Magnetic resonance imaging (MRI) is a computerized method of viewing the body in a three-dimensional image to detect a wide variety of abnormalities. A strong magnetic field is used to obtain images of soft tissues and bones. Magnetic resonance imaging provides more details than computed tomography or regular radiography.
Magnetic resonance imaging is painless and does not use radiation. In some cases a contrast agent (dye) is injected into the patient's bloodstream to improve the visibility of certain structures. Specialized magnetic resonance techniques used at Barrow include cardiovascular magnetic resonance imaging, diffusion imaging, functional magnetic resonance imaging, magnetic resonance image guidance, peripheral vascular magnetic resonance imaging, magnetic resonance spectroscopy, and magnetic resonance angiography.
Magnetic resonance image of a normal brain.
Most patients tolerate magnetic resonance imaging very well, but there are a few limitations. For instance, some individuals with implanted devices (pacemaker or artificial joints) or metal in their body may be unable to undergo magnetic resonance imaging because of the strong magnetic field.
The physician ordering the magnetic resonance imaging and the magnetic resonance imaging staff determine if it is safe for the patient undergo the procedure. During the test, patients must lie on a bed that slides into the scanner. A magnetic resonance image of the head or neck area requires the patient's head and upper body to enter a relatively narrow canal.
Individuals with claustrophobia may require light sedation to improve their ability to tolerate the closeness of the machine. To obtain the best images, patients must not move during the examination. Small children undergoing magnetic resonance imaging may require sedation to ensure the best results.
Cardiovascular Magnetic Resonance Imaging
A cardiovascular magnetic resonance imaging study evaluates the heart, heart valves, and blood flow. The procedure is painless and noninvasive, which means sedation is not required and there is no incision or insertion of a catheter into the body.
Diffusion imaging uses magnetic resonance imaging methods to evaluate areas of ischemia in the brain (brain cells destroyed by lack of blood flow and oxygen) to determine the location and severity of a stroke.
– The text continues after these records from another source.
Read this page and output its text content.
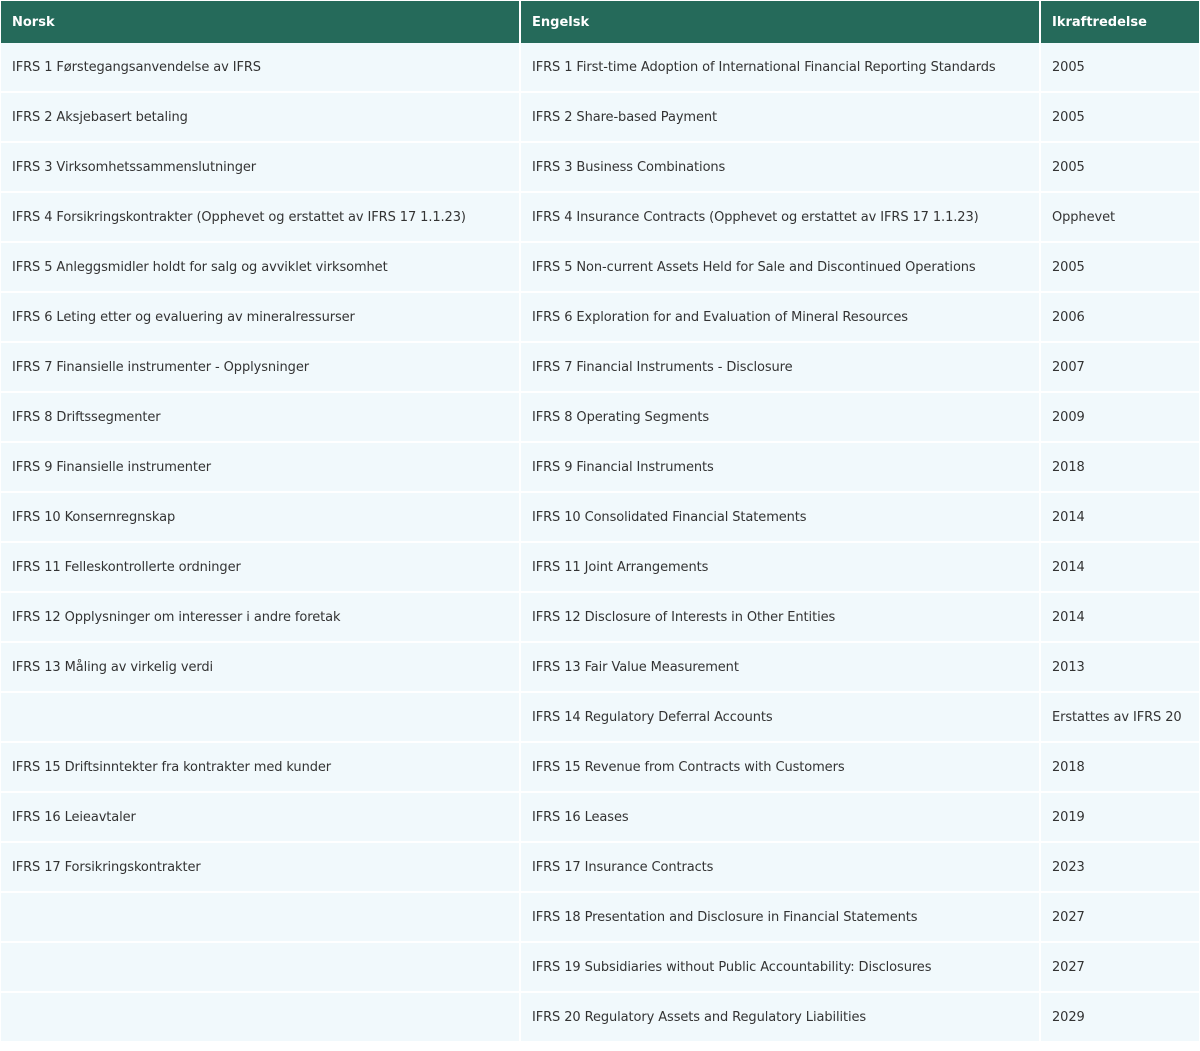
Norsk	Engelsk	Ikraftredelse
IFRS 1 Førstegangsanvendelse av IFRS	IFRS 1 First-time Adoption of International Financial Reporting Standards	2005
IFRS 2 Aksjebasert betaling	IFRS 2 Share-based Payment	2005
IFRS 3 Virksomhetssammenslutninger	IFRS 3 Business Combinations	2005
IFRS 4 Forsikringskontrakter (Opphevet og erstattet av IFRS 17 1.1.23)	IFRS 4 Insurance Contracts (Opphevet og erstattet av IFRS 17 1.1.23)	Opphevet
IFRS 5 Anleggsmidler holdt for salg og avviklet virksomhet	IFRS 5 Non-current Assets Held for Sale and Discontinued Operations	2005
IFRS 6 Leting etter og evaluering av mineralressurser	IFRS 6 Exploration for and Evaluation of Mineral Resources	2006
IFRS 7 Finansielle instrumenter - Opplysninger	IFRS 7 Financial Instruments - Disclosure	2007
IFRS 8 Driftssegmenter	IFRS 8 Operating Segments	2009
IFRS 9 Finansielle instrumenter	IFRS 9 Financial Instruments	2018
IFRS 10 Konsernregnskap	IFRS 10 Consolidated Financial Statements	2014
IFRS 11 Felleskontrollerte ordninger	IFRS 11 Joint Arrangements	2014
IFRS 12 Opplysninger om interesser i andre foretak	IFRS 12 Disclosure of Interests in Other Entities	2014
IFRS 13 Måling av virkelig verdi	IFRS 13 Fair Value Measurement	2013
	IFRS 14 Regulatory Deferral Accounts	Erstattes av IFRS 20
IFRS 15 Driftsinntekter fra kontrakter med kunder	IFRS 15 Revenue from Contracts with Customers	2018
IFRS 16 Leieavtaler	IFRS 16 Leases	2019
IFRS 17 Forsikringskontrakter	IFRS 17 Insurance Contracts	2023
	IFRS 18 Presentation and Disclosure in Financial Statements	2027
	IFRS 19 Subsidiaries without Public Accountability: Disclosures	2027
	IFRS 20 Regulatory Assets and Regulatory Liabilities	2029
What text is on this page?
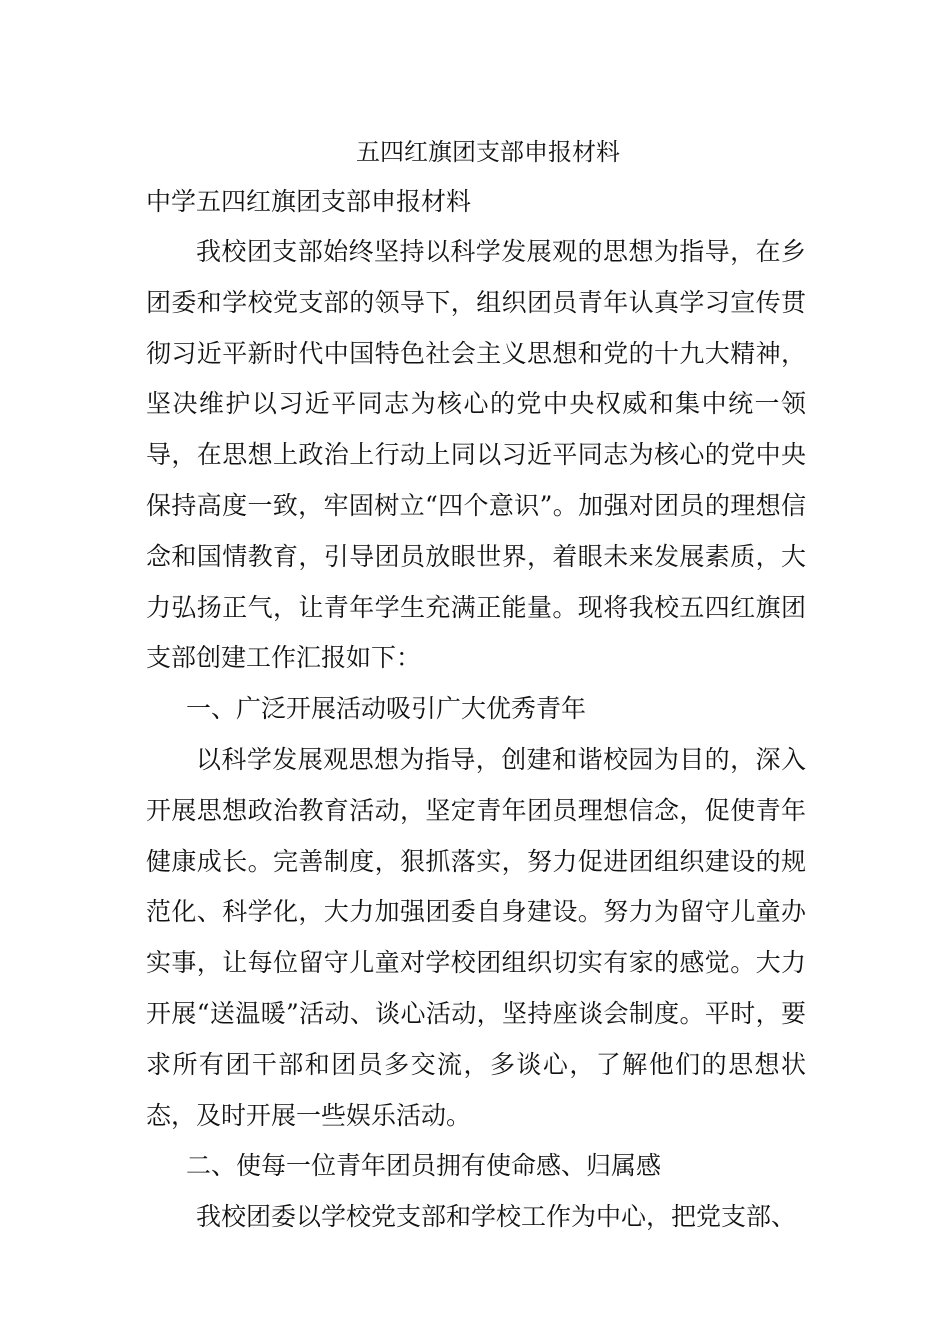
五四红旗团支部申报材料

中学五四红旗团支部申报材料

我校团支部始终坚持以科学发展观的思想为指导，在乡团委和学校党支部的领导下，组织团员青年认真学习宣传贯彻习近平新时代中国特色社会主义思想和党的十九大精神，坚决维护以习近平同志为核心的党中央权威和集中统一领导，在思想上政治上行动上同以习近平同志为核心的党中央保持高度一致，牢固树立“四个意识”。加强对团员的理想信念和国情教育，引导团员放眼世界，着眼未来发展素质，大力弘扬正气，让青年学生充满正能量。现将我校五四红旗团支部创建工作汇报如下：

一、广泛开展活动吸引广大优秀青年

以科学发展观思想为指导，创建和谐校园为目的，深入开展思想政治教育活动，坚定青年团员理想信念，促使青年健康成长。完善制度，狠抓落实，努力促进团组织建设的规范化、科学化，大力加强团委自身建设。努力为留守儿童办实事，让每位留守儿童对学校团组织切实有家的感觉。大力开展“送温暖”活动、谈心活动，坚持座谈会制度。平时，要求所有团干部和团员多交流，多谈心，了解他们的思想状态，及时开展一些娱乐活动。

二、使每一位青年团员拥有使命感、归属感

我校团委以学校党支部和学校工作为中心，把党支部、
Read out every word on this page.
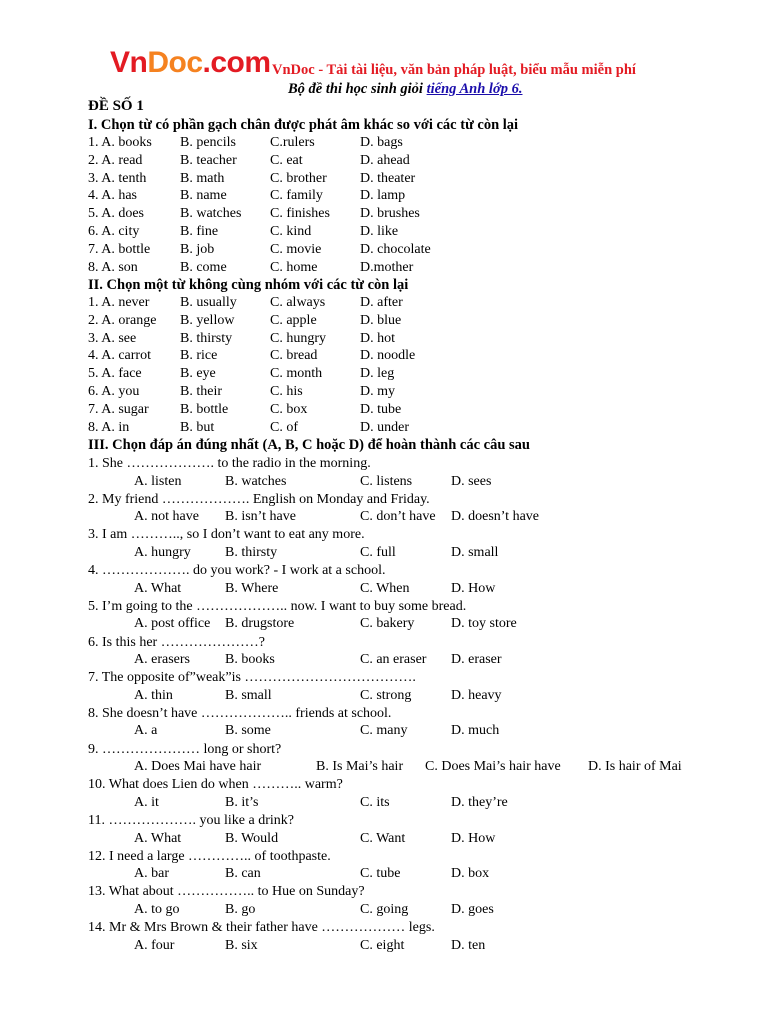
VnDoc.com VnDoc - Tải tài liệu, văn bản pháp luật, biểu mẫu miễn phí
Bộ đề thi học sinh giỏi tiếng Anh lớp 6.
ĐỀ SỐ 1
I. Chọn từ có phần gạch chân được phát âm khác so với các từ còn lại
1. A. books B. pencils C.rulers	D. bags
2. A. read	B. teacher C. eat	D. ahead
3. A. tenth B. math	C. brother D. theater
4. A. has	B. name	C. family	D. lamp
5. A. does	B. watches C. finishes D. brushes
6. A. city	B. fine	C. kind	D. like
7. A. bottle B. job	C. movie	D. chocolate
8. A. son	B. come	C. home	D.mother
II. Chọn một từ không cùng nhóm với các từ còn lại
1. A. never B. usually C. always D. after
2. A. orange B. yellow	C. apple	D. blue
3. A. see	B. thirsty	C. hungry D. hot
4. A. carrot B. rice	C. bread	D. noodle
5. A. face	B. eye	C. month	D. leg
6. A. you	B. their	C. his	D. my
7. A. sugar B. bottle	C. box	D. tube
8. A. in	B. but	C. of	D. under
III. Chọn đáp án đúng nhất (A, B, C hoặc D) để hoàn thành các câu sau
1. She ………………. to the radio in the morning.
A. listen	B. watches	C. listens	D. sees
2. My friend ………………. English on Monday and Friday.
A. not have B. isn’t have	C. don’t have D. doesn’t have
3. I am ……….., so I don’t want to eat any more.
A. hungry B. thirsty	C. full	D. small
4. ………………. do you work? - I work at a school.
A. What	B. Where	C. When	D. How
5. I’m going to the ……………….. now. I want to buy some bread.
A. post office B. drugstore	C. bakery	D. toy store
6. Is this her …………………?
A. erasers	B. books	C. an eraser D. eraser
7. The opposite of”weak”is ……………………………….
A. thin	B. small	C. strong	D. heavy
8. She doesn’t have ……………….. friends at school.
A. a	B. some	C. many	D. much
9. ………………… long or short?
A. Does Mai have hair	B. Is Mai’s hair C. Does Mai’s hair have D. Is hair of Mai
10. What does Lien do when ……….. warm?
A. it	B. it’s	C. its	D. they’re
11. ………………. you like a drink?
A. What	B. Would	C. Want	D. How
12. I need a large ………….. of toothpaste.
A. bar	B. can	C. tube	D. box
13. What about …………….. to Hue on Sunday?
A. to go	B. go	C. going	D. goes
14. Mr & Mrs Brown & their father have ……………… legs.
A. four	B. six	C. eight	D. ten
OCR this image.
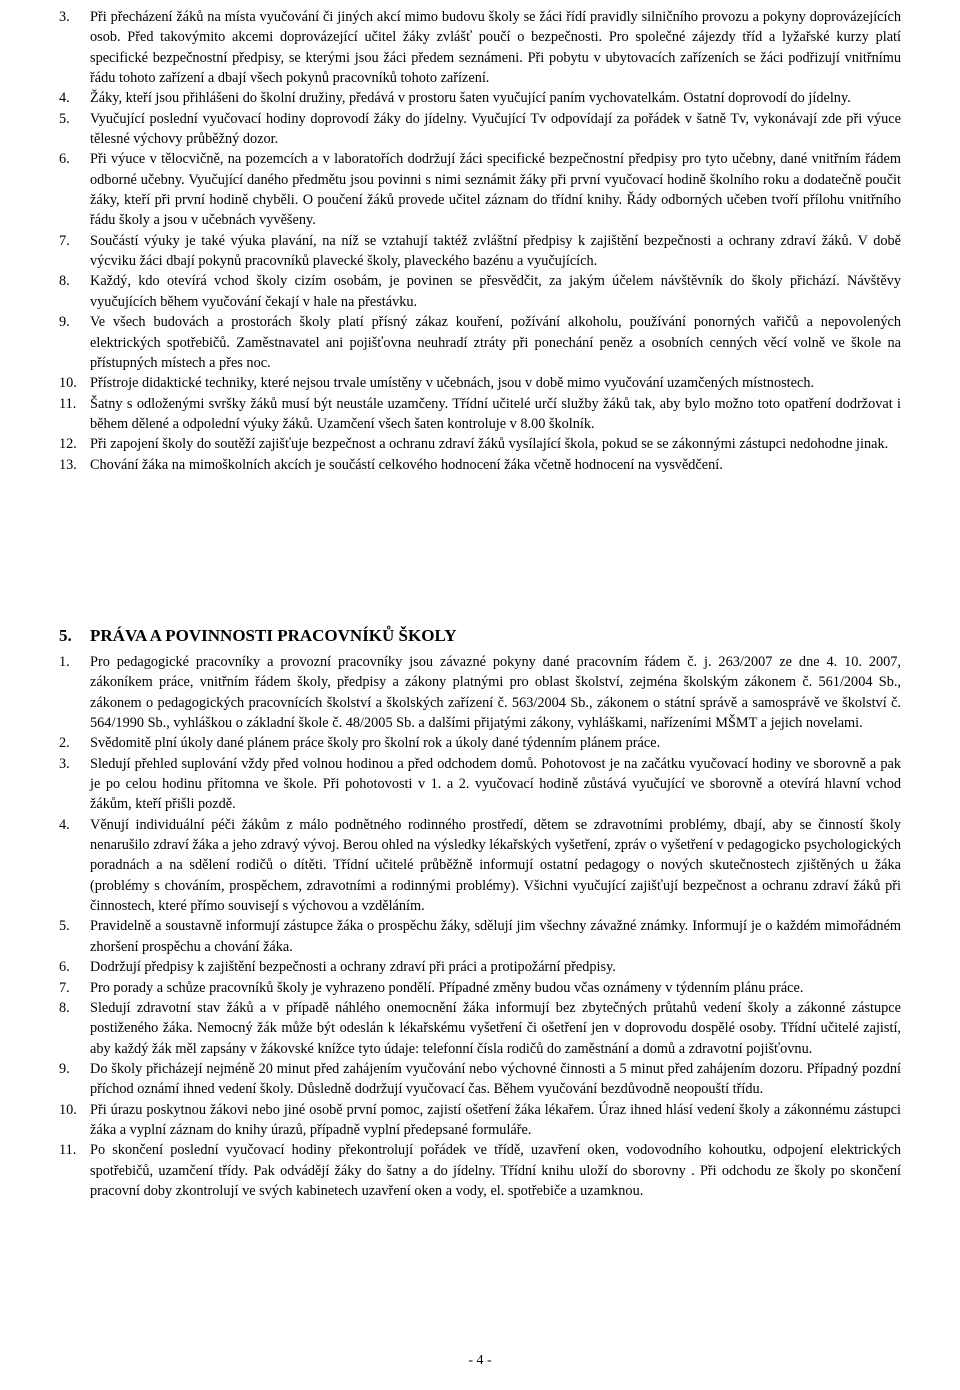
3. Při přecházení žáků na místa vyučování či jiných akcí mimo budovu školy se žáci řídí pravidly silničního provozu a pokyny doprovázejících osob. Před takovýmito akcemi doprovázející učitel žáky zvlášť poučí o bezpečnosti. Pro společné zájezdy tříd a lyžařské kurzy platí specifické bezpečnostní předpisy, se kterými jsou žáci předem seznámeni. Při pobytu v ubytovacích zařízeních se žáci podřizují vnitřnímu řádu tohoto zařízení a dbají všech pokynů pracovníků tohoto zařízení.
4. Žáky, kteří jsou přihlášeni do školní družiny, předává v prostoru šaten vyučující paním vychovatelkám. Ostatní doprovodí do jídelny.
5. Vyučující poslední vyučovací hodiny doprovodí žáky do jídelny. Vyučující Tv odpovídají za pořádek v šatně Tv, vykonávají zde při výuce tělesné výchovy průběžný dozor.
6. Při výuce v tělocvičně, na pozemcích a v laboratořích dodržují žáci specifické bezpečnostní předpisy pro tyto učebny, dané vnitřním řádem odborné učebny. Vyučující daného předmětu jsou povinni s nimi seznámit žáky při první vyučovací hodině školního roku a dodatečně poučit žáky, kteří při první hodině chyběli. O poučení žáků provede učitel záznam do třídní knihy. Řády odborných učeben tvoří přílohu vnitřního řádu školy a jsou v učebnách vyvěšeny.
7. Součástí výuky je také výuka plavání, na níž se vztahují taktéž zvláštní předpisy k zajištění bezpečnosti a ochrany zdraví žáků. V době výcviku žáci dbají pokynů pracovníků plavecké školy, plaveckého bazénu a vyučujících.
8. Každý, kdo otevírá vchod školy cizím osobám, je povinen se přesvědčit, za jakým účelem návštěvník do školy přichází. Návštěvy vyučujících během vyučování čekají v hale na přestávku.
9. Ve všech budovách a prostorách školy platí přísný zákaz kouření, požívání alkoholu, používání ponorných vařičů a nepovolených elektrických spotřebičů. Zaměstnavatel ani pojišťovna neuhradí ztráty při ponechání peněz a osobních cenných věcí volně ve škole na přístupných místech a přes noc.
10. Přístroje didaktické techniky, které nejsou trvale umístěny v učebnách, jsou v době mimo vyučování uzamčených místnostech.
11. Šatny s odloženými svršky žáků musí být neustále uzamčeny. Třídní učitelé určí služby žáků tak, aby bylo možno toto opatření dodržovat i během dělené a odpolední výuky žáků. Uzamčení všech šaten kontroluje v 8.00 školník.
12. Při zapojení školy do soutěží zajišťuje bezpečnost a ochranu zdraví žáků vysílající škola, pokud se se zákonnými zástupci nedohodne jinak.
13. Chování žáka na mimoškolních akcích je součástí celkového hodnocení žáka včetně hodnocení na vysvědčení.
5. PRÁVA A POVINNOSTI PRACOVNÍKŮ ŠKOLY
1. Pro pedagogické pracovníky a provozní pracovníky jsou závazné pokyny dané pracovním řádem č. j. 263/2007 ze dne 4. 10. 2007, zákoníkem práce, vnitřním řádem školy, předpisy a zákony platnými pro oblast školství, zejména školským zákonem č. 561/2004 Sb., zákonem o pedagogických pracovnících školství a školských zařízení č. 563/2004 Sb., zákonem o státní správě a samosprávě ve školství č. 564/1990 Sb., vyhláškou o základní škole č. 48/2005 Sb. a dalšími přijatými zákony, vyhláškami, nařízeními MŠMT a jejich novelami.
2. Svědomitě plní úkoly dané plánem práce školy pro školní rok a úkoly dané týdenním plánem práce.
3. Sledují přehled suplování vždy před volnou hodinou a před odchodem domů. Pohotovost je na začátku vyučovací hodiny ve sborovně a pak je po celou hodinu přítomna ve škole. Při pohotovosti v 1. a 2. vyučovací hodině zůstává vyučující ve sborovně a otevírá hlavní vchod žákům, kteří přišli pozdě.
4. Věnují individuální péči žákům z málo podnětného rodinného prostředí, dětem se zdravotními problémy, dbají, aby se činností školy nenarušilo zdraví žáka a jeho zdravý vývoj. Berou ohled na výsledky lékařských vyšetření, zpráv o vyšetření v pedagogicko psychologických poradnách a na sdělení rodičů o dítěti. Třídní učitelé průběžně informují ostatní pedagogy o nových skutečnostech zjištěných u žáka (problémy s chováním, prospěchem, zdravotními a rodinnými problémy). Všichni vyučující zajišťují bezpečnost a ochranu zdraví žáků při činnostech, které přímo souvisejí s výchovou a vzděláním.
5. Pravidelně a soustavně informují zástupce žáka o prospěchu žáky, sdělují jim všechny závažné známky. Informují je o každém mimořádném zhoršení prospěchu a chování žáka.
6. Dodržují předpisy k zajištění bezpečnosti a ochrany zdraví při práci a protipožární předpisy.
7. Pro porady a schůze pracovníků školy je vyhrazeno pondělí. Případné změny budou včas oznámeny v týdenním plánu práce.
8. Sledují zdravotní stav žáků a v případě náhlého onemocnění žáka informují bez zbytečných průtahů vedení školy a zákonné zástupce postiženého žáka. Nemocný žák může být odeslán k lékařskému vyšetření či ošetření jen v doprovodu dospělé osoby. Třídní učitelé zajistí, aby každý žák měl zapsány v žákovské knížce tyto údaje: telefonní čísla rodičů do zaměstnání a domů a zdravotní pojišťovnu.
9. Do školy přicházejí nejméně 20 minut před zahájením vyučování nebo výchovné činnosti a 5 minut před zahájením dozoru. Případný pozdní příchod oznámí ihned vedení školy. Důsledně dodržují vyučovací čas. Během vyučování bezdůvodně neopouští třídu.
10. Při úrazu poskytnou žákovi nebo jiné osobě první pomoc, zajistí ošetření žáka lékařem. Úraz ihned hlásí vedení školy a zákonnému zástupci žáka a vyplní záznam do knihy úrazů, případně vyplní předepsané formuláře.
11. Po skončení poslední vyučovací hodiny překontrolují pořádek ve třídě, uzavření oken, vodovodního kohoutku, odpojení elektrických spotřebičů, uzamčení třídy. Pak odvádějí žáky do šatny a do jídelny. Třídní knihu uloží do sborovny . Při odchodu ze školy po skončení pracovní doby zkontrolují ve svých kabinetech uzavření oken a vody, el. spotřebiče a uzamknou.
- 4 -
The procedure is painless and noninvasive, which means sedation is not required and there is no incision or insertion of a catheter into the body.
Functional Magnetic Resonance Imaging
||Functional magnetic resonance imaging study of a normal brain, with activation of mesial temporal structures with memory task.
Functional magnetic resonance imaging can be used to evaluate which areas of the brain are responsible for different functions, such as speech, comprehension, movement, and vision. Functional magnetic resonance imaging studies are primarily used in research.
Magnetic Resonance Imaging Guidance
Magnetic resonance imaging guidance can be used during surgery to help surgeons to plan the surgical approach and to locate tumors precisely. Before surgery, patients undergo magnetic resonance imaging guidance with special markers placed on their head. The markers are used to register landmarks so that the magnetic resonance images can be entered into a computer in the operating room. The surgeon uses an instrument called a "wand" to touch the surgical area. The wand sends information to the computer to identify the tumor location and size. Magnetic resonance imaging guidance is used primarily for tumors involving soft tissues of the brain, spine, blood vessels, and nerves.
Peripheral Vascular Magnetic Resonance Imaging
Peripheral vascular magnetic resonance imaging can be used to detect blood clots, blood flow patterns, and blood vessel abnormalities in the arms and legs.
Magnetic Resonance Spectroscopy
Magnetic resonance spectroscopy can be used to evaluate brain tumors, neurological diseases, and epilepsy. The study evaluates the chemical composition and metabolic activity of brain tissue. This information is used to diagnose, monitor changes, and evaluate seizure activity.
Magnetic Resonance Angiography
Magnetic resonance angiogram on a patient with a complete ICA occlusion.
Magnetic resonance angiography is used to evaluate blood vessels in the head and neck. The study shows blood flow patterns and blood vessel abnormalities. Sedation is not required, and there is no incision or insertion of a catheter into the body. In some cases, a contrast agent (dye) is used to improve the visibility of certain structures.